EC Urges Increased Cooperation to Avert Gas CrisisEU | October 16, 2014, Thursday // 14:47| views
EU Energy Commissioner Guenther Oettinger gives a press conference on the Gas Stress Tests at the European Commission headquarters in Brussels, 16 October 2014. Photo EPA/BGNES
The EU’s eastern members will be among the countries worst affected in case of a prolonged interruption of Russian gas supplies this winter, the European Commission has said.
In a report on the resilience of the European gas system issued on Thursday the EU executive body concluded that if member states cooperate and allow the market forces to work as long as possible, gas will continue to be delivered to companies and households.
Highlighting that the dispute between Moscow and Kiev over gas prices and unpaid debt for past deliveries puts Russian gas supplies to the EU once more at risk, as in 2009, the Commission said it had analysed different scenarios, in particular a complete halt of Russian gas imports into the EU for a period of six months and a disruption of Russian gas transitvia Ukraine for a period of one or six months.
“In the absence of cooperation between Member States and of additional national measures, serious supply shortfalls of 40% or significantly more could materialise,” at least towards the end of an assumed six-month disruption period, for Bulgaria, Romania, Serbia, and Bosnia and Herzegovina (in both Ukraine transit and full Russian supply disruption scenarios), the Commission’s stress tests have shown.

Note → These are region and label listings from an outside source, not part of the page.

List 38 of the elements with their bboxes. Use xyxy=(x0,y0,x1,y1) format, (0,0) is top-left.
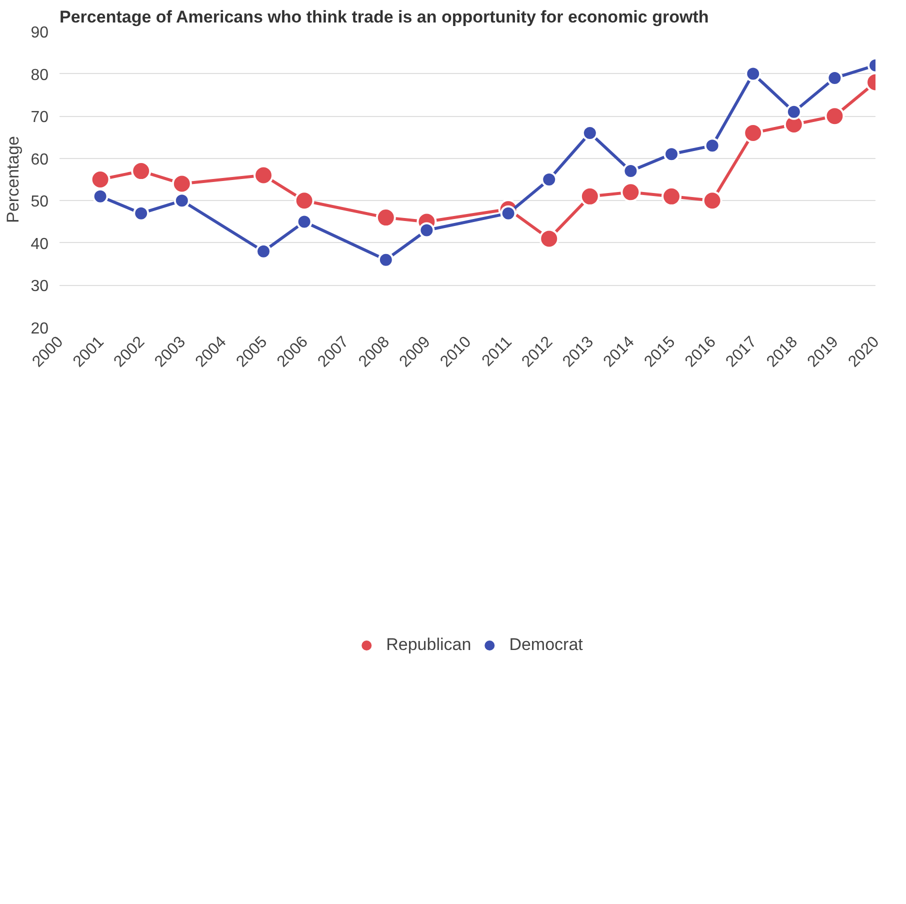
point xyxy=(418,222,435,238)
point xyxy=(745,66,762,82)
y-tick-label: 20 xyxy=(30,320,49,338)
point xyxy=(174,192,190,209)
point xyxy=(254,165,274,186)
point xyxy=(826,70,843,86)
y-tick-label: 90 xyxy=(30,24,49,42)
point xyxy=(743,123,764,143)
point xyxy=(786,104,802,120)
point xyxy=(378,252,394,268)
point xyxy=(133,205,150,222)
point xyxy=(580,186,600,206)
y-tick-label: 80 xyxy=(30,66,49,84)
point xyxy=(172,174,192,194)
y-tick-label: 40 xyxy=(30,236,49,253)
point xyxy=(90,170,110,190)
point xyxy=(92,188,108,204)
y-axis-title: Percentage xyxy=(4,136,23,223)
point xyxy=(662,186,682,206)
point xyxy=(541,172,558,188)
point xyxy=(704,138,720,154)
chart-title: Percentage of Americans who think trade is an opportunity for economic growth xyxy=(60,8,709,26)
legend-label: Democrat xyxy=(509,635,583,655)
point xyxy=(539,228,560,249)
point xyxy=(702,190,722,211)
point xyxy=(620,182,641,202)
y-tick-label: 60 xyxy=(30,151,49,168)
y-tick-label: 70 xyxy=(30,109,49,126)
point xyxy=(582,125,598,141)
point xyxy=(664,146,680,162)
point xyxy=(296,214,312,230)
point xyxy=(824,106,845,126)
point xyxy=(256,243,272,260)
y-tick-label: 50 xyxy=(30,194,49,211)
legend-label: Republican xyxy=(386,635,472,655)
y-tick-label: 30 xyxy=(30,278,49,296)
point xyxy=(294,190,314,211)
point xyxy=(500,205,516,222)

Shortfalls of similar magnitude would apply for Lithuania, Estonia and Finland in the scenario of a total halt of Russian supplies to the EU, while Hungary and Poland would be affected by deficits of 30% and 20%, respectively.
“In the cooperative scenario the effects of the disruption are significantly dampened” in those EU member states and the countries of the former Yugoslav Federation most affected, particularly Bulgaria, Estonia, Bosnia and Herzegovina, Macedonia and Serbia.
“At the same time Greece and Latvia would likely also experience some non-negligible shortfall,” the report said.
The Commission concluded that if countries work together, instead of adopting strictly national measures, then less consumers will be cut off from gas supplies.
“In this scenario, no household in the EU would have to be affected,” the Commission said.
It added that non-market measures such as the release of strategic stocks, forced switching to alternative fuels and demand curtailment should only be imposed when the market fails.
Based on the analysis of the stress tests, the Commission said that countries should follow a market-based approach and avoid interventionist measures as well as increase energy coordination with each other including through maximisation of interconnector capacity and abandoning restrictions to cross-border energy trade.
According to Commission data, the EU imports 53% of the energy it consumes including about 90% of oil and 66% of natural gas. Forty-eight percent of the EU's primary energy consumption is spent on space and water heating.